Au nombre de ceux qui ont le mieux rempli le programme de la dynastie de Hanovre, tel que l’a tracé Shelburne, « la royauté sans le gouvernement personnel et la chambre des communes faisant les affaires du pays, » il n’en est pas de plus distingué par ses talens, autant que par sa longue administration, que Robert Walpole.

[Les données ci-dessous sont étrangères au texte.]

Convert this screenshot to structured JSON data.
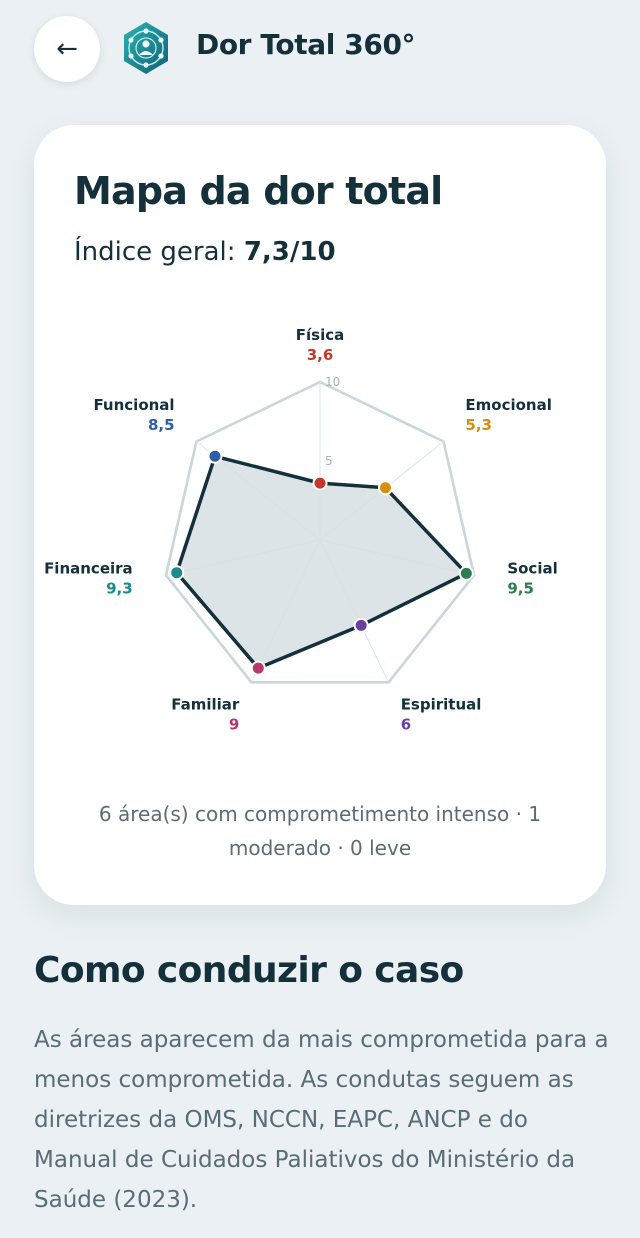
{
  "header": {
    "back_label": "←",
    "back_icon": "back-arrow-icon",
    "logo_icon": "network-person-logo-icon",
    "app_title": "Dor Total 360°"
  },
  "card": {
    "title": "Mapa da dor total",
    "index_label": "Índice geral: ",
    "index_value": "7,3/10",
    "summary": "6 área(s) com comprometimento intenso · 1 moderado · 0 leve"
  },
  "chart_data": {
    "type": "radar",
    "rmax": 10,
    "ticks": [
      {
        "value": 5,
        "label": "5"
      },
      {
        "value": 10,
        "label": "10"
      }
    ],
    "axes": [
      {
        "name": "Física",
        "value": 3.6,
        "label": "3,6",
        "color": "#c0392b"
      },
      {
        "name": "Emocional",
        "value": 5.3,
        "label": "5,3",
        "color": "#d4900e"
      },
      {
        "name": "Social",
        "value": 9.5,
        "label": "9,5",
        "color": "#2e7d4f"
      },
      {
        "name": "Espiritual",
        "value": 6,
        "label": "6",
        "color": "#6a3fa0"
      },
      {
        "name": "Familiar",
        "value": 9,
        "label": "9",
        "color": "#b8386e"
      },
      {
        "name": "Financeira",
        "value": 9.3,
        "label": "9,3",
        "color": "#1b8a8a"
      },
      {
        "name": "Funcional",
        "value": 8.5,
        "label": "8,5",
        "color": "#2f5ea8"
      }
    ]
  },
  "section": {
    "title": "Como conduzir o caso",
    "body": "As áreas aparecem da mais comprometida para a menos comprometida. As condutas seguem as diretrizes da OMS, NCCN, EAPC, ANCP e do Manual de Cuidados Paliativos do Ministério da Saúde (2023)."
  },
  "colors": {
    "background": "#eaf0f3",
    "primary_text": "#14303b",
    "muted_text": "#5b6c73",
    "radar_fill": "#d7dfe3",
    "radar_line": "#14303b",
    "grid": "#c9d6dc"
  }
}
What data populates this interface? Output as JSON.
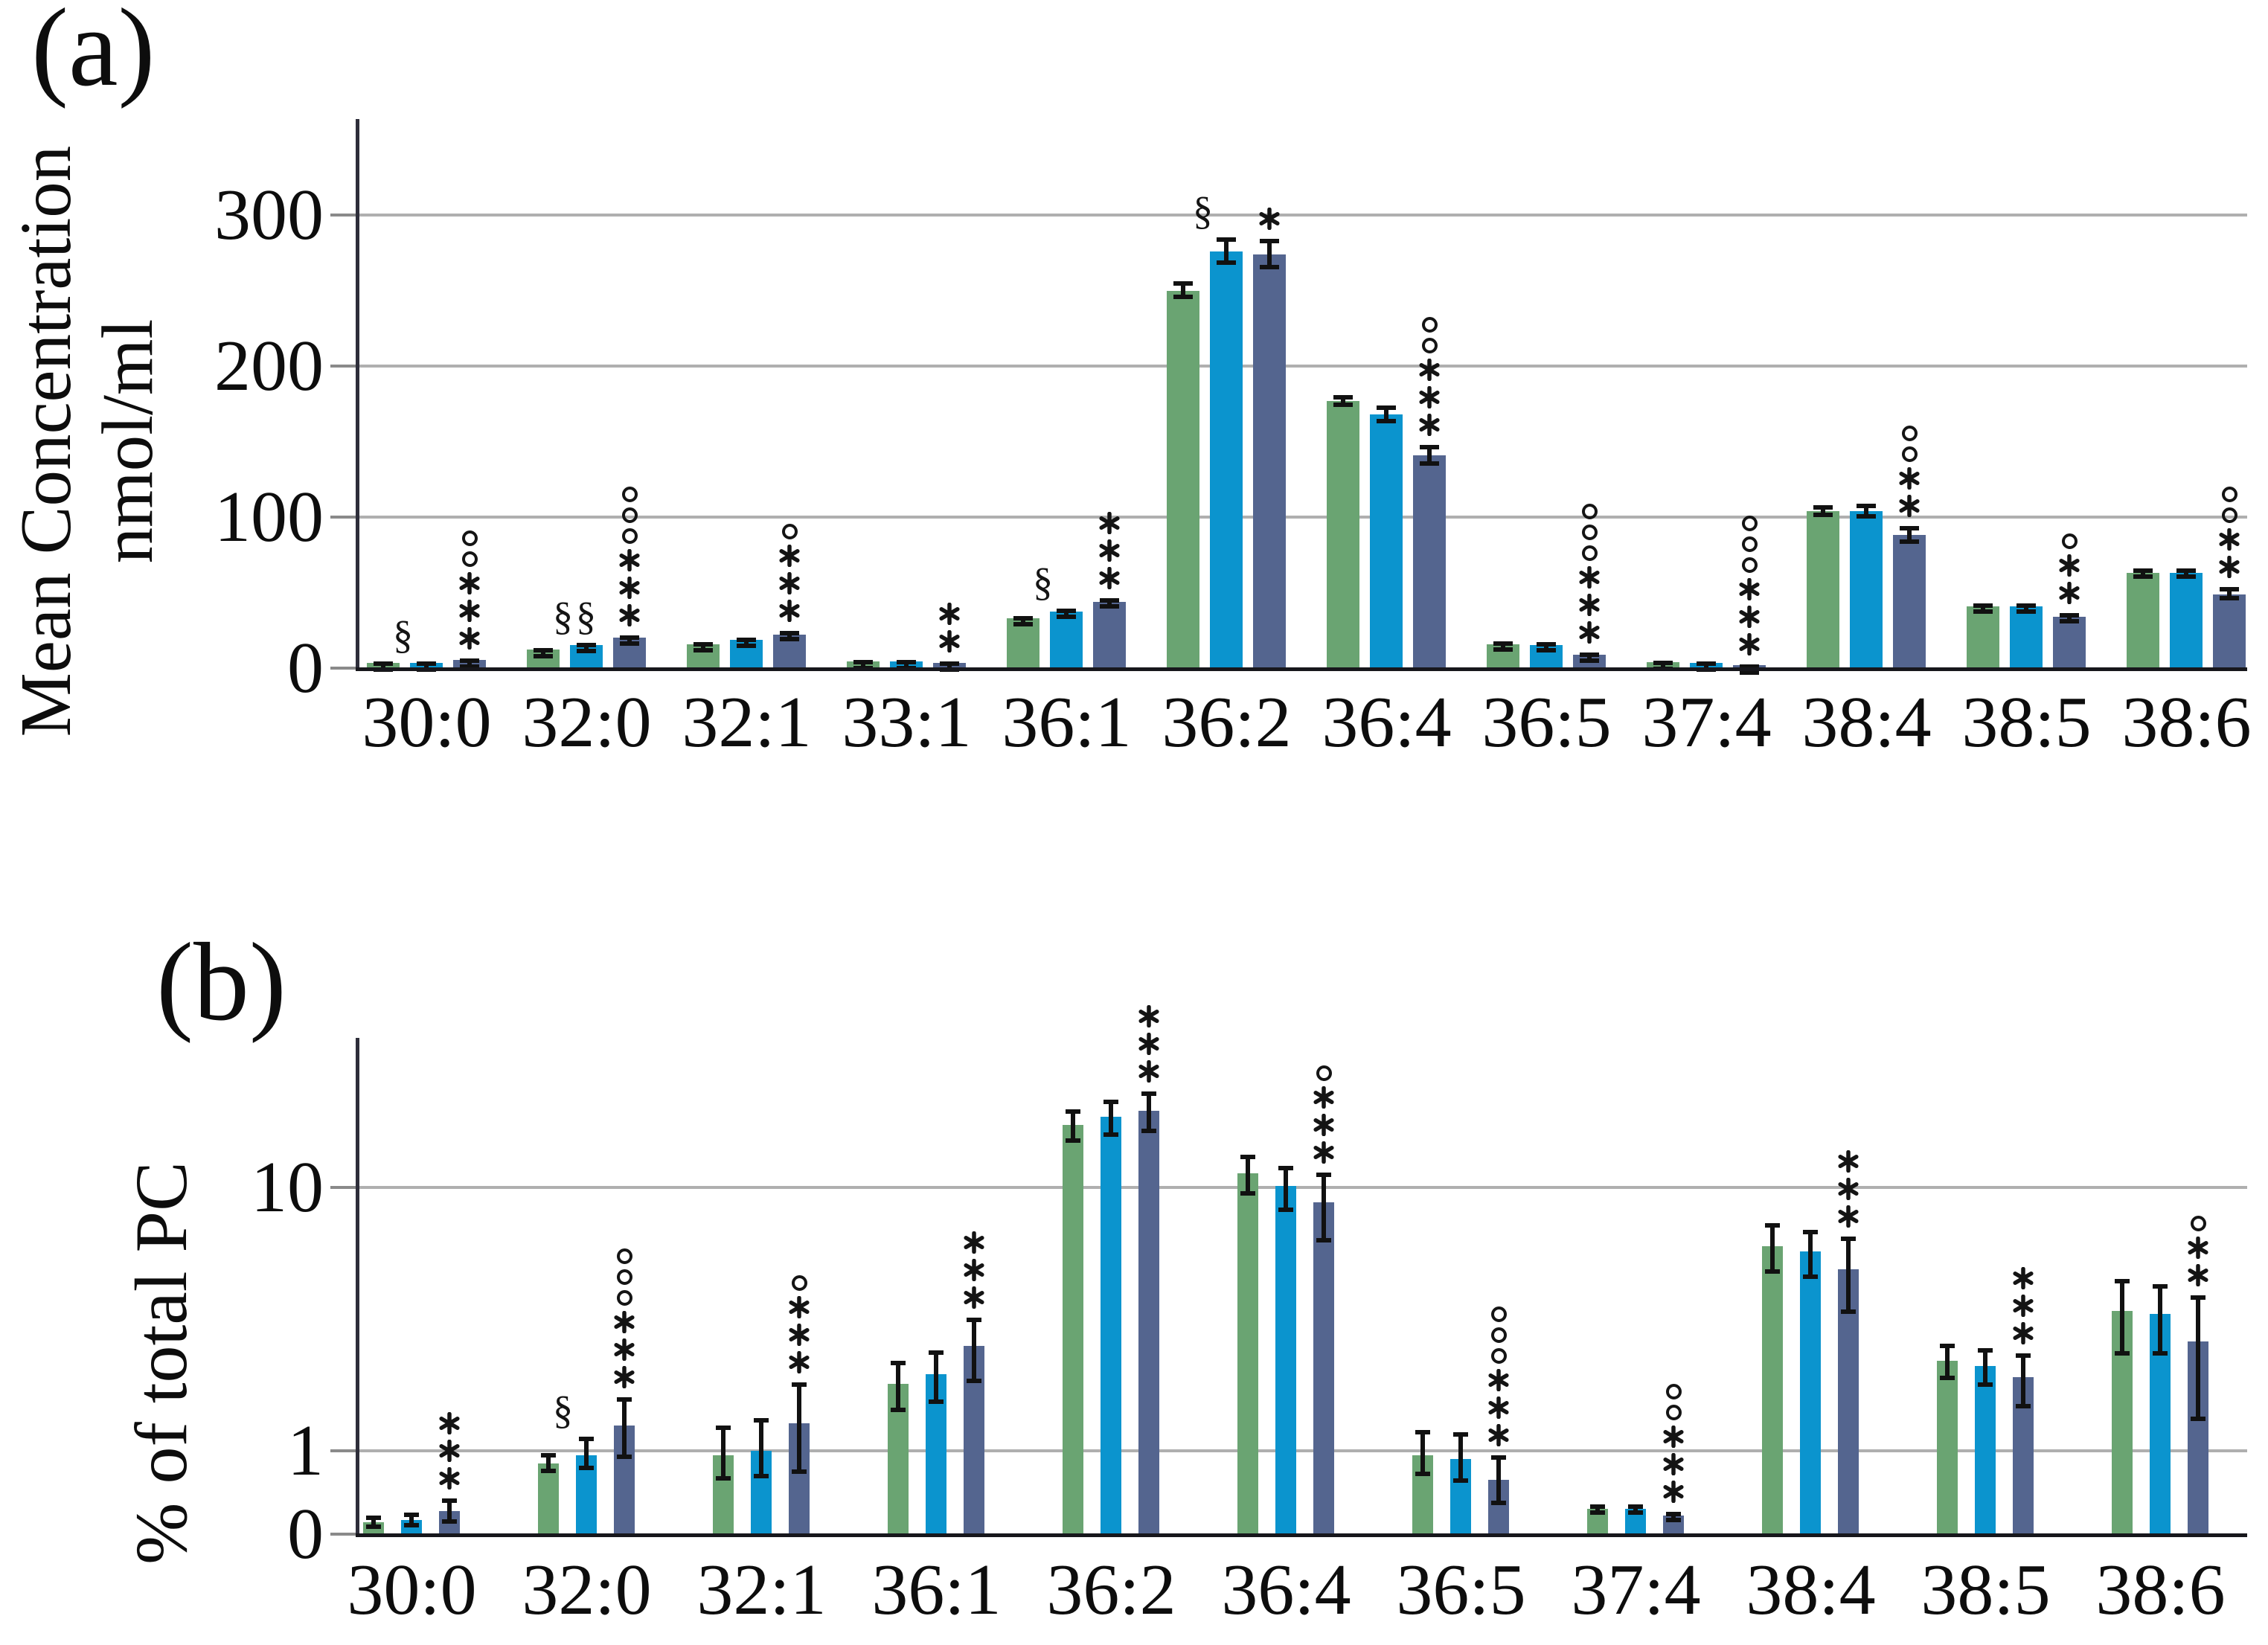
{
  "figure": {
    "background": "#ffffff"
  },
  "chart_data": [
    {
      "panel": "(a)",
      "type": "bar",
      "ylabel": "Mean Concentration nmol/ml",
      "ylabel_lines": [
        "Mean Concentration",
        "nmol/ml"
      ],
      "axis": {
        "scale": "linear",
        "ylim": [
          0,
          330
        ],
        "grid": true,
        "legend": "none",
        "ticks": [
          {
            "label": "0",
            "value": 0
          },
          {
            "label": "100",
            "value": 100
          },
          {
            "label": "200",
            "value": 200
          },
          {
            "label": "300",
            "value": 300
          }
        ]
      },
      "categories": [
        "30:0",
        "32:0",
        "32:1",
        "33:1",
        "36:1",
        "36:2",
        "36:4",
        "36:5",
        "37:4",
        "38:4",
        "38:5",
        "38:6"
      ],
      "series": [
        {
          "name": "green",
          "color": "#6AA472",
          "values": [
            3.4,
            12.5,
            16,
            4.5,
            33,
            250,
            177,
            16,
            4,
            104,
            41,
            63
          ],
          "errors": [
            0.8,
            1,
            1.2,
            0.8,
            1.5,
            6,
            4,
            1.5,
            0.8,
            4,
            2,
            3
          ]
        },
        {
          "name": "light-blue",
          "color": "#0B94CE",
          "values": [
            3.6,
            15.5,
            18.5,
            4.5,
            37.5,
            276,
            168,
            15.5,
            3.5,
            104,
            41,
            63
          ],
          "errors": [
            0.8,
            1.2,
            1.5,
            0.8,
            2,
            9,
            6,
            1.5,
            0.8,
            5,
            2,
            3
          ]
        },
        {
          "name": "dark-blue",
          "color": "#54658F",
          "values": [
            5.5,
            20,
            22,
            3.5,
            44,
            274,
            141,
            9,
            2,
            88,
            34,
            49
          ],
          "errors": [
            1,
            1.5,
            2.5,
            0.8,
            2.5,
            10,
            7,
            1.5,
            0.6,
            6,
            2.5,
            4.5
          ]
        }
      ],
      "significance": [
        {
          "category": "30:0",
          "series": "light-blue",
          "symbols": "§"
        },
        {
          "category": "30:0",
          "series": "dark-blue",
          "symbols": "°°***"
        },
        {
          "category": "32:0",
          "series": "light-blue",
          "symbols": "§§"
        },
        {
          "category": "32:0",
          "series": "dark-blue",
          "symbols": "°°°***"
        },
        {
          "category": "32:1",
          "series": "dark-blue",
          "symbols": "°***"
        },
        {
          "category": "33:1",
          "series": "dark-blue",
          "symbols": "**"
        },
        {
          "category": "36:1",
          "series": "light-blue",
          "symbols": "§"
        },
        {
          "category": "36:1",
          "series": "dark-blue",
          "symbols": "***"
        },
        {
          "category": "36:2",
          "series": "light-blue",
          "symbols": "§"
        },
        {
          "category": "36:2",
          "series": "dark-blue",
          "symbols": "*"
        },
        {
          "category": "36:4",
          "series": "dark-blue",
          "symbols": "°°***"
        },
        {
          "category": "36:5",
          "series": "dark-blue",
          "symbols": "°°°***"
        },
        {
          "category": "37:4",
          "series": "dark-blue",
          "symbols": "°°°***"
        },
        {
          "category": "38:4",
          "series": "dark-blue",
          "symbols": "°°**"
        },
        {
          "category": "38:5",
          "series": "dark-blue",
          "symbols": "°**"
        },
        {
          "category": "38:6",
          "series": "dark-blue",
          "symbols": "°°**"
        }
      ]
    },
    {
      "panel": "(b)",
      "type": "bar",
      "ylabel": "% of total PC",
      "ylabel_lines": [
        "% of total PC"
      ],
      "axis": {
        "scale": "linear-below-1-log-above-1",
        "ylim": [
          0,
          30
        ],
        "grid": true,
        "legend": "none",
        "ticks": [
          {
            "label": "0",
            "value": 0
          },
          {
            "label": "1",
            "value": 1
          },
          {
            "label": "10",
            "value": 10
          }
        ]
      },
      "categories": [
        "30:0",
        "32:0",
        "32:1",
        "36:1",
        "36:2",
        "36:4",
        "36:5",
        "37:4",
        "38:4",
        "38:5",
        "38:6"
      ],
      "series": [
        {
          "name": "green",
          "color": "#6AA472",
          "values": [
            0.14,
            0.85,
            0.95,
            1.8,
            17.3,
            11.3,
            0.95,
            0.3,
            6.0,
            2.2,
            3.4
          ],
          "errors": [
            0.08,
            0.12,
            0.3,
            0.4,
            2.5,
            2.0,
            0.25,
            0.06,
            1.3,
            0.35,
            1.1
          ]
        },
        {
          "name": "light-blue",
          "color": "#0B94CE",
          "values": [
            0.17,
            0.95,
            1.0,
            1.95,
            18.6,
            10.1,
            0.9,
            0.3,
            5.7,
            2.1,
            3.3
          ],
          "errors": [
            0.09,
            0.18,
            0.33,
            0.45,
            3.0,
            2.0,
            0.28,
            0.06,
            1.2,
            0.35,
            1.0
          ]
        },
        {
          "name": "dark-blue",
          "color": "#54658F",
          "values": [
            0.28,
            1.25,
            1.27,
            2.5,
            19.6,
            8.8,
            0.65,
            0.22,
            4.9,
            1.9,
            2.6
          ],
          "errors": [
            0.15,
            0.35,
            0.55,
            0.7,
            3.5,
            2.6,
            0.3,
            0.05,
            1.6,
            0.45,
            1.3
          ]
        }
      ],
      "significance": [
        {
          "category": "30:0",
          "series": "dark-blue",
          "symbols": "***"
        },
        {
          "category": "32:0",
          "series": "light-blue",
          "symbols": "§"
        },
        {
          "category": "32:0",
          "series": "dark-blue",
          "symbols": "°°°***"
        },
        {
          "category": "32:1",
          "series": "dark-blue",
          "symbols": "°***"
        },
        {
          "category": "36:1",
          "series": "dark-blue",
          "symbols": "***"
        },
        {
          "category": "36:2",
          "series": "dark-blue",
          "symbols": "***"
        },
        {
          "category": "36:4",
          "series": "dark-blue",
          "symbols": "°***"
        },
        {
          "category": "36:5",
          "series": "dark-blue",
          "symbols": "°°°***"
        },
        {
          "category": "37:4",
          "series": "dark-blue",
          "symbols": "°°***"
        },
        {
          "category": "38:4",
          "series": "dark-blue",
          "symbols": "***"
        },
        {
          "category": "38:5",
          "series": "dark-blue",
          "symbols": "***"
        },
        {
          "category": "38:6",
          "series": "dark-blue",
          "symbols": "°**"
        }
      ]
    }
  ]
}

« Comparé à tous les hommes de son temps, il était le plus capable de conduire la chambre des communes ; la rectitude et la clarté de son esprit, sa fermeté, son expérience des affaires, son amabilité et sa large hospitalité de gentilhomme campagnard le désignaient pour remplir ces fonctions. C’était tout l’opposé du duc de Newcastle : il avait des idées arrêtées et ne laissait à personne le soin de penser pour lui. Il ne souffrait pas qu’un autre s’occupât de son ministère, et il respectait le département de ses collègues. Quand on lui parlait à son lever d’affaires de finances, il avait l’habitude de répondre : « Persuadez Lowndes[1] ; quant à moi, je n’ai pas d’objection. » Toujours de bonne humeur et d’un caractère très égal, une seule fois il s’emporta au conseil des ministres et il leva la séance sur-le-champ, disant qu’un homme n’était pas en état de s’occuper d’affaires quand il n’était plus de sang-froid : du reste de manières grossières, cynique dans ses propos, en particulier sur l’amour et les femmes, ce qui ne l’empêchait pas d’être leur esclave. Quand un de ses amis venait lui parler des infidélités de Mrs…, il lui fermait la bouche incontinent et déclarait qu’il ne voulait rien entendre sur ce sujet, car il ne pouvait pas se passer d’elle. Sans scrupule, il pratiquait largement la corruption et ne s’en cachait pas. Un jour, pendant la confusion qui accompagnait un vote de la chambre des communes, lord Welcombe se trouva à côté de lui, et, se penchant à son oreille, Walpole lui dit avec ce naturel parfait qui indiquait un entier désintéressement des questions morales : « Jeune homme, je vais vous raconter l’histoire de tous vos amis à mesure qu’ils passeront devant nous. Un tel, j’ai sauvé son frère de la potence, celui-ci de la misère ; les deux fils de cet autre, je les ai placés… » Vingt années de pouvoir se résumaient en deux mots : perfidie et ingratitude. »

  1. Le secrétaire de la trésorerie.